Financial institutes and banks have different schemes for different customers. In the
same way these institutes have also special loans for those enterprises which want to
grow in particular area, to expand it or want to grow further. However, enterprises pay
some what high interest rate to access these special loans. Whereas, banks/financial
institutes do not approve these loans directly therefore, they go through different
requirements which might include surveying of market, business operations, product
demand and rate of return [. Due to this reason, sometimes SMEs provide false
financial statements of their businesses which become difficult for banks to assess
applications, resulting in delay in decisions for sanction of loan. The government must
make certain regulation for the loans. So SMEs easily take loan from banks.
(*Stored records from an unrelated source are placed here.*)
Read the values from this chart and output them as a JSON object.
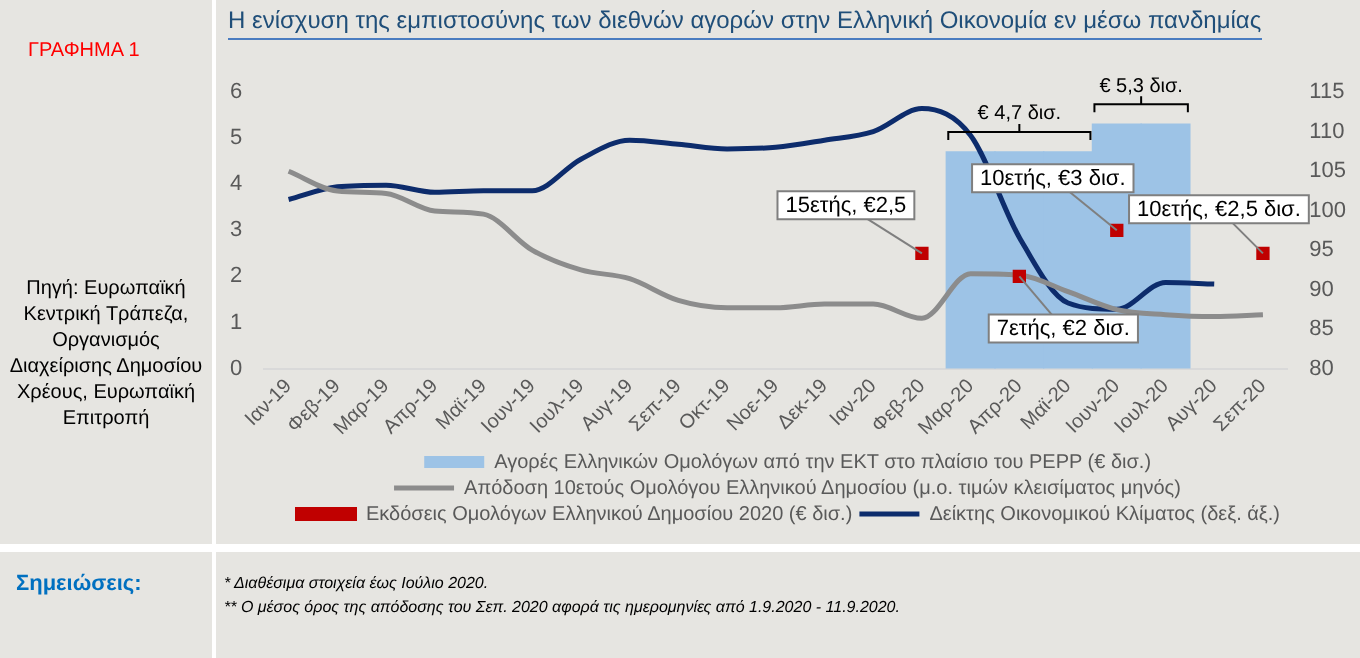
{
  "chart_data": {
    "type": "line",
    "title": "Η ενίσχυση της εμπιστοσύνης των διεθνών αγορών στην Ελληνική Οικονομία εν μέσω πανδημίας",
    "categories": [
      "Ιαν-19",
      "Φεβ-19",
      "Μαρ-19",
      "Απρ-19",
      "Μαϊ-19",
      "Ιουν-19",
      "Ιουλ-19",
      "Αυγ-19",
      "Σεπ-19",
      "Οκτ-19",
      "Νοε-19",
      "Δεκ-19",
      "Ιαν-20",
      "Φεβ-20",
      "Μαρ-20",
      "Απρ-20",
      "Μαϊ-20",
      "Ιουν-20",
      "Ιουλ-20",
      "Αυγ-20",
      "Σεπ-20"
    ],
    "series": [
      {
        "type": "bar",
        "name": "Αγορές Ελληνικών Ομολόγων από την ΕΚΤ στο πλαίσιο του PEPP (€ δισ.)",
        "color": "#9dc3e6",
        "values": [
          null,
          null,
          null,
          null,
          null,
          null,
          null,
          null,
          null,
          null,
          null,
          null,
          null,
          null,
          4.7,
          4.7,
          4.7,
          5.3,
          5.3,
          null,
          null
        ]
      },
      {
        "name": "Απόδοση 10ετούς Ομολόγου Ελληνικού Δημοσίου (μ.ο. τιμών κλεισίματος μηνός)",
        "color": "#8c8c8c",
        "values": [
          4.28,
          3.85,
          3.8,
          3.42,
          3.35,
          2.57,
          2.14,
          1.95,
          1.48,
          1.32,
          1.32,
          1.4,
          1.4,
          1.09,
          2.06,
          2.03,
          1.67,
          1.28,
          1.17,
          1.13,
          1.17
        ]
      },
      {
        "type": "scatter",
        "marker": "square",
        "name": "Εκδόσεις Ομολόγων Ελληνικού Δημοσίου 2020 (€ δισ.)",
        "color": "#c00000",
        "values": [
          null,
          null,
          null,
          null,
          null,
          null,
          null,
          null,
          null,
          null,
          null,
          null,
          null,
          2.5,
          null,
          2,
          null,
          3,
          null,
          null,
          2.5
        ],
        "value_labels": [
          null,
          null,
          null,
          null,
          null,
          null,
          null,
          null,
          null,
          null,
          null,
          null,
          null,
          "15ετής, €2,5",
          null,
          "7ετής, €2 δισ.",
          null,
          "10ετής, €3 δισ.",
          null,
          null,
          "10ετής, €2,5 δισ."
        ]
      },
      {
        "axis": "y2",
        "name": "Δείκτης Οικονομικού Κλίματος (δεξ. άξ.)",
        "color": "#0d2c6c",
        "values": [
          101.4,
          103,
          103.2,
          102.3,
          102.5,
          102.5,
          106.5,
          108.9,
          108.4,
          107.8,
          108,
          108.9,
          110,
          112.9,
          109.5,
          96.6,
          88.3,
          87.5,
          90.9,
          90.7,
          null
        ]
      }
    ],
    "ylim": [
      0,
      6
    ],
    "yticks": [
      0,
      1,
      2,
      3,
      4,
      5,
      6
    ],
    "y2lim": [
      80,
      115
    ],
    "y2ticks": [
      80,
      85,
      90,
      95,
      100,
      105,
      110,
      115
    ],
    "legend": "bottom",
    "grid": false,
    "annotations": [
      "ΓΡΑΦΗΜΑ 1",
      "Πηγή: Ευρωπαϊκή Κεντρική Τράπεζα, Οργανισμός Διαχείρισης Δημοσίου Χρέους, Ευρωπαϊκή Επιτροπή",
      "Σημειώσεις:",
      "* Διαθέσιμα στοιχεία έως Ιούλιο 2020.",
      "** Ο μέσος όρος της απόδοσης του Σεπ. 2020 αφορά τις ημερομηνίες από 1.9.2020 - 11.9.2020.",
      {
        "text": "€ 4,7 δισ.",
        "x": "Απρ-20",
        "y": 4.7
      },
      {
        "text": "€ 5,3 δισ.",
        "x": "Ιουν-20",
        "y": 5.3
      }
    ]
  }
}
4. Training and Capacity Building:
Offer training programs and workshops to enhance the skills and knowledge of SME
owners and employees. Support vocational and technical education that aligns with the
needs of SMEs. financial literacy of SMEs in Pakistan is of great importance to avoid
the unawareness of SMEs related to financial services available through formal source
and as well as through Capital Markets. In order to create a healthy and sound growth
of SMEs it is very essential to reduce the gap of knowledge between financial
institutions and SMEs.
The government supports providing training programs, mentorship initiatives, and
consultancy services to enhance SME skills in areas like marketing, financial
management, and technology adoption.
Create awareness for financial institute to approve finance on minimum documents for
SMEs growth.
5. Market Access:
Assist SMEs in accessing local, national, and international markets. Organize trade
fairs, exhibitions, and business delegations to promote SME products and services. The
government must work on creating a level playing field for SMEs in the domestic market
and supporting them in entering international markets through trade facilitation
measures and participation in trade shows.
6. Regulatory Support:
Simplify and streamline licensing, registration, and compliance procedures to reduce
bureaucratic hurdles for SMEs. Implement favorable tax policies and incentives for
SMEs.
Complex regulations can lead to high compliance costs for SMEs. Regulatory support
can help them understand specific requirements, avoid unnecessary expenses, and
ensure compliance.
2. Credit Facilitation:
Encourage commercial banks to extend credit to SMEs by setting favorable terms and
conditions. Develop and promote specialized financial products and services tailored to
the needs of SMEs. The commercial Banks offer finance to Small and Medium
Enterprises in three modes like for working Capital requirements, Trade financing and
fixed investment. The main portion of the total outstanding SME portfolio is drawn on
working capital finance followed by trade finance and fixed investment. This state of
utilization of outstanding finance shows the major finance requirement is to run day to
day operations for SMEs.
3. Financial Inclusion:
Financial inclusion helps SMEs move away from expensive informal lenders like loan
sharks, freeing up resources for growth. Financial inclusion initiatives, these programs
equip SME owners with the skills to manage their finances effectively, make informed
decisions, and grow their businesses.
Promote financial inclusion initiatives to ensure SMEs, especially those in rural areas,
have access to financial services. Implement programs that support the unbanked and
underbanked SME sectors.
5. Developmental Initiatives:
Launch and manage development finance institutions and funds that specifically target
SME growth. Collaborate with international financial institutions and donor agencies to
mobilize resources for SME development.